Quel message Togliatti a-t-il voulu lancer en faisant ce geste ?
SALE: L’ambassade d’URSS en Italie venait d’être inaugurée, ce qui n’avait pas manqué d’éveiller une grande inquiétude, bien compréhensible, auprès du mouvement catholique italien marqué par l’anticommunisme et profondément frappé par la persécution des chrétiens en Union Soviétique. Togliatti a donc tenté d’apaiser les tensions dès que l’occasion s’en est présentée en public. Mais il y a un autre épisode, peut-être plus significatif, illustrant la position de Togliatti à l’égard de l’Église.
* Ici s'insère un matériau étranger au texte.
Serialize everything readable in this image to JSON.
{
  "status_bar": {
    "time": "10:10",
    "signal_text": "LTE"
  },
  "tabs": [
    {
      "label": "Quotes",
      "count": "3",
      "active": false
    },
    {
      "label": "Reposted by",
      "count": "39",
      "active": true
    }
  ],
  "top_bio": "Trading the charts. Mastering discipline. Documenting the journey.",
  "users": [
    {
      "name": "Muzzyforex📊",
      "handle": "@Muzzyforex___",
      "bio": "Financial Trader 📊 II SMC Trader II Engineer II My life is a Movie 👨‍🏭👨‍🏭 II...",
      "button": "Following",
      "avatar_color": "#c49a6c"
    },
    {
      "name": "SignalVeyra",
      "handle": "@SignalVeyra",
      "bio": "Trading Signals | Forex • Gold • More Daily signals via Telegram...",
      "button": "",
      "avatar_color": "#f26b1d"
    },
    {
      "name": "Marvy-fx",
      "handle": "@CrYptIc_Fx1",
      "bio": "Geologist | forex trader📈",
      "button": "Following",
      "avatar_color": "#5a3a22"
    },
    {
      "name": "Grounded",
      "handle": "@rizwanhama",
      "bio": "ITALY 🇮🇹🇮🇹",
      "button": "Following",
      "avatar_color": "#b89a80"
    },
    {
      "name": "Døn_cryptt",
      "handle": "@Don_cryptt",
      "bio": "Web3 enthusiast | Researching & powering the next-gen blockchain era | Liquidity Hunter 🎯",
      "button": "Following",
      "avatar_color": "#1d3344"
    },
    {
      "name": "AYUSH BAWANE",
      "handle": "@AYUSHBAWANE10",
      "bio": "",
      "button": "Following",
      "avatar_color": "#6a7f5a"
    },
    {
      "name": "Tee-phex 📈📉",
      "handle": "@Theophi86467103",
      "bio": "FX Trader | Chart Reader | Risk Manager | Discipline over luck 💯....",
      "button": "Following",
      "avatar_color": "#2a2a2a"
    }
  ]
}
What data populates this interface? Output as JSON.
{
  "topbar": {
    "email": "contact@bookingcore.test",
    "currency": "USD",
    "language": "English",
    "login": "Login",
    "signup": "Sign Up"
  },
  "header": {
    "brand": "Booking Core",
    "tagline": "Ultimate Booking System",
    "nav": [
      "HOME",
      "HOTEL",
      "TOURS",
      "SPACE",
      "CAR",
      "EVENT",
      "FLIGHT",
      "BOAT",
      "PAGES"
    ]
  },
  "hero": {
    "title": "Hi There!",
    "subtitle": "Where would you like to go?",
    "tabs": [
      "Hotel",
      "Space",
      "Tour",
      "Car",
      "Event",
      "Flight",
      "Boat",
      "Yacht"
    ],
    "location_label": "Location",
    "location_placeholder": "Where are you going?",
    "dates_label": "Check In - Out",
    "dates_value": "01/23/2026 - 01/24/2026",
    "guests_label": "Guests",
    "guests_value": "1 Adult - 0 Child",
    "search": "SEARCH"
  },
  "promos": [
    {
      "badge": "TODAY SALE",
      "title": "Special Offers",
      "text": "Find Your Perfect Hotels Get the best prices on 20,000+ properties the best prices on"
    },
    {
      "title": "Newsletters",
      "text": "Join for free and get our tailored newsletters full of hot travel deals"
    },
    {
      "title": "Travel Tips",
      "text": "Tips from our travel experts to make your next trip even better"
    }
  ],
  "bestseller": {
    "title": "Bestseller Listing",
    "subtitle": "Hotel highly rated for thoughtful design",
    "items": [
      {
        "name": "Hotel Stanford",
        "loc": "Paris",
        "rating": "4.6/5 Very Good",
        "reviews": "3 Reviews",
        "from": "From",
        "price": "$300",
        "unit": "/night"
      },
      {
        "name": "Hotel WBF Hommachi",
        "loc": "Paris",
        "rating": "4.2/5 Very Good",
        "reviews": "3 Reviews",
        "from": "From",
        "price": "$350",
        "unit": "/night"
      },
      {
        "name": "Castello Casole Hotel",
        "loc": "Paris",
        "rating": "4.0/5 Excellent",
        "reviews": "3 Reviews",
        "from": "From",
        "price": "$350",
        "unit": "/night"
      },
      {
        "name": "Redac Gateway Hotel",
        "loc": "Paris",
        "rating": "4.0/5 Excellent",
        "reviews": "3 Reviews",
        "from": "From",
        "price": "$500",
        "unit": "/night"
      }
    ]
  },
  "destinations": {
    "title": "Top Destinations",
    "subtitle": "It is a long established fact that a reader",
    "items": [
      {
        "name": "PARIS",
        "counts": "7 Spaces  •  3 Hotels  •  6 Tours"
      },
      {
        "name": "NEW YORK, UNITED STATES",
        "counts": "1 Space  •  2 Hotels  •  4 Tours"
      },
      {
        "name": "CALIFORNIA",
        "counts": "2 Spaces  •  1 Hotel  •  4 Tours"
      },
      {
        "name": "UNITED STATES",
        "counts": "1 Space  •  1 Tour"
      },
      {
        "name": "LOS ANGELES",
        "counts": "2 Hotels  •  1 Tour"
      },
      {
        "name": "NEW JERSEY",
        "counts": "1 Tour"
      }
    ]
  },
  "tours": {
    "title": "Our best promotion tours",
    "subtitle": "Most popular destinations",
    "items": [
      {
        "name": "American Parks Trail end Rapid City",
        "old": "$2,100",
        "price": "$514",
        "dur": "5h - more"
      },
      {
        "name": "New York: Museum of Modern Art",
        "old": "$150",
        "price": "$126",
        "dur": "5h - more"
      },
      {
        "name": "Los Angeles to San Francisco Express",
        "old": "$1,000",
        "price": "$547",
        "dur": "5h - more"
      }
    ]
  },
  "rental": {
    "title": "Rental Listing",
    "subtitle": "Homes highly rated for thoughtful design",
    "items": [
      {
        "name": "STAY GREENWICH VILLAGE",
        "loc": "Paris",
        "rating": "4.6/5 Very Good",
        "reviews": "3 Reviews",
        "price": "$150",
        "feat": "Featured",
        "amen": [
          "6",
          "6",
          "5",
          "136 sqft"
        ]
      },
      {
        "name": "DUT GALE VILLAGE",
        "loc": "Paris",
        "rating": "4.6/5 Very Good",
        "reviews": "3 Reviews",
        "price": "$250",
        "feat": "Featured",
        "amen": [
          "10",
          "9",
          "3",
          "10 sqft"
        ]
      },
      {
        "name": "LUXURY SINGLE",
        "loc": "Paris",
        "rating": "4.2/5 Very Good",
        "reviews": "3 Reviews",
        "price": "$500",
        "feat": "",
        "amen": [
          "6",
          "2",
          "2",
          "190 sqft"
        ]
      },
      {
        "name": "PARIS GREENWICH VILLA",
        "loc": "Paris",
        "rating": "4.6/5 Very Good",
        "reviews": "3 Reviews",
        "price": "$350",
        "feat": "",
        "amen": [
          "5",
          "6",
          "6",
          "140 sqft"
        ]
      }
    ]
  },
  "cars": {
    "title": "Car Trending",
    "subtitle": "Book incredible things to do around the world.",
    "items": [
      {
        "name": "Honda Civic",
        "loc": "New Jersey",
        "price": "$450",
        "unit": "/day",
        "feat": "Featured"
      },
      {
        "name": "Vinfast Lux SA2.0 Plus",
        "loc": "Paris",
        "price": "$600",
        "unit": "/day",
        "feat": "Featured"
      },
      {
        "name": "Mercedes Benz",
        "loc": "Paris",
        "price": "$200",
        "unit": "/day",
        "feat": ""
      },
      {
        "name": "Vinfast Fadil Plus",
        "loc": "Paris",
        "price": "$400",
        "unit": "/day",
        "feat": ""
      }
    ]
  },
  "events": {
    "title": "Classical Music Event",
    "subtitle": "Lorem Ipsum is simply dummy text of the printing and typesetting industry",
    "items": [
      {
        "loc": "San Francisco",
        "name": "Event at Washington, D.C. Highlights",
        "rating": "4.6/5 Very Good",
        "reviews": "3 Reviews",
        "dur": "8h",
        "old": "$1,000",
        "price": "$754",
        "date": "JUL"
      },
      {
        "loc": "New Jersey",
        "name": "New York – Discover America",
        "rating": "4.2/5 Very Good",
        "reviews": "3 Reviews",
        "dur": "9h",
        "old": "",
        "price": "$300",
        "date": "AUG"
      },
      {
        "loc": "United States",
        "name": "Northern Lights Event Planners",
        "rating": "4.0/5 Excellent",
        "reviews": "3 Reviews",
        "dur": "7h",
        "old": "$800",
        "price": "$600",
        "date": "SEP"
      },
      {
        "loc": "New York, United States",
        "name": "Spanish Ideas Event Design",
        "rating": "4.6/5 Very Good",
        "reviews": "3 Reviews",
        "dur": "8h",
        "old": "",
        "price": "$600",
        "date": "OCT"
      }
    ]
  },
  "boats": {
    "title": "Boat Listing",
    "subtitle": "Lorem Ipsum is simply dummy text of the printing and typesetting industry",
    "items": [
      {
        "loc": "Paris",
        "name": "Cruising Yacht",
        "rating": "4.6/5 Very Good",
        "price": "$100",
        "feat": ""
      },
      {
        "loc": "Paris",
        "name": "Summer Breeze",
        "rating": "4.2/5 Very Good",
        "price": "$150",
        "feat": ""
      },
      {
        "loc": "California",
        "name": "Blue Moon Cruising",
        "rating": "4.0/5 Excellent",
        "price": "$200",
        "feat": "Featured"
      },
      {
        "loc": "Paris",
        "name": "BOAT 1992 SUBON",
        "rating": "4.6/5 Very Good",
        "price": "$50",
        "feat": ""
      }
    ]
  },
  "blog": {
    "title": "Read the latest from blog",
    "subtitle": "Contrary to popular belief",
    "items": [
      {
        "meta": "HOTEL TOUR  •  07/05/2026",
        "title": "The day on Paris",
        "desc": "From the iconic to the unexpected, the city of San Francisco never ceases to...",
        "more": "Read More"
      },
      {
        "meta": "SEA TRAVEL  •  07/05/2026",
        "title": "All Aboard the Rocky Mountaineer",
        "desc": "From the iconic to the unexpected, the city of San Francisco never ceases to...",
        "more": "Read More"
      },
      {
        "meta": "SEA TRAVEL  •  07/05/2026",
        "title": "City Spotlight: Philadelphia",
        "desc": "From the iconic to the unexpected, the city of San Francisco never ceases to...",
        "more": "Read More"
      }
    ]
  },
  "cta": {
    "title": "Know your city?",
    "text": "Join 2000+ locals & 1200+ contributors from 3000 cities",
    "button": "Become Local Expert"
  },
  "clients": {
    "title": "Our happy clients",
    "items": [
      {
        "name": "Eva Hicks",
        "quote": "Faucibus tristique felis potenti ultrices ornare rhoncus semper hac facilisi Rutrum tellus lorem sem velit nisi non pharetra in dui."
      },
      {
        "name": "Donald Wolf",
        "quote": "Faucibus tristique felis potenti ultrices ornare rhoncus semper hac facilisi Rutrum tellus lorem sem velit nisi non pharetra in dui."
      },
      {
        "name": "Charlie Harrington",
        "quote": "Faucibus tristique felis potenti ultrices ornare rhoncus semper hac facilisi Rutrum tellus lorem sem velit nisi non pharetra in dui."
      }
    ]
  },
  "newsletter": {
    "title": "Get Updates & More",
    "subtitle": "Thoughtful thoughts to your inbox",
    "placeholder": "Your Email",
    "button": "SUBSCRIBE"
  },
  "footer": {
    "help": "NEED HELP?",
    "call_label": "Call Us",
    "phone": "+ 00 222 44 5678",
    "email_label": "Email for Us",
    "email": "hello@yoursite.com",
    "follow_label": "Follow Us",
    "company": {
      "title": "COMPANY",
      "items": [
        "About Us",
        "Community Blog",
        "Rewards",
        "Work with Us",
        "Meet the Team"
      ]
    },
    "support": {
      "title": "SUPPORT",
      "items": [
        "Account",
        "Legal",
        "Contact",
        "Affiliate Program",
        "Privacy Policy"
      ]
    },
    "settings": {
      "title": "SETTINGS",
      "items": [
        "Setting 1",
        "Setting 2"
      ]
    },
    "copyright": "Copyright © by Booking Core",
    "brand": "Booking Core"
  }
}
Dans un document que j’ai pu consulter, Togliatti dit à un évêque: «Je voudrais que l’Église reconnaisse que le PCI a une position modérée envers la religion. Le communisme italien n’est pas un communisme qui se propose de persécuter l’Église». Il ajoute ensuite: «Mais il est bien que cela ne se sache pas autour de nous». Effectivement, contre l’avis de la majorité communiste, au sein de l’Assemblée constituante Togliatti a donné pour mot d’ordre d’approuver l’article 7 de la Constitution qui acceptait formellement le Concordat et les Accords du Latran. Profondément conscient de l’identité nationale italienne, il entendait se présenter à la nation comme un homme respectueux des traditions culturelles de notre pays. Il savait pertinemment que, même dans le meilleur des cas, le PCI ne pourrait gouverner avec l’opposition de l’Église, des diocèses et des prêtres. Opportunisme ? Propagande ? Ce qu’il y a de sûr, c’est que le réalisme politique est partie intégrante de la conscience politique et Togliatti a été maître en la matière. Il n’y a aucun doute: les plus grands protagonistes de cette époque ont été Togliatti, De Gasperi et Montini.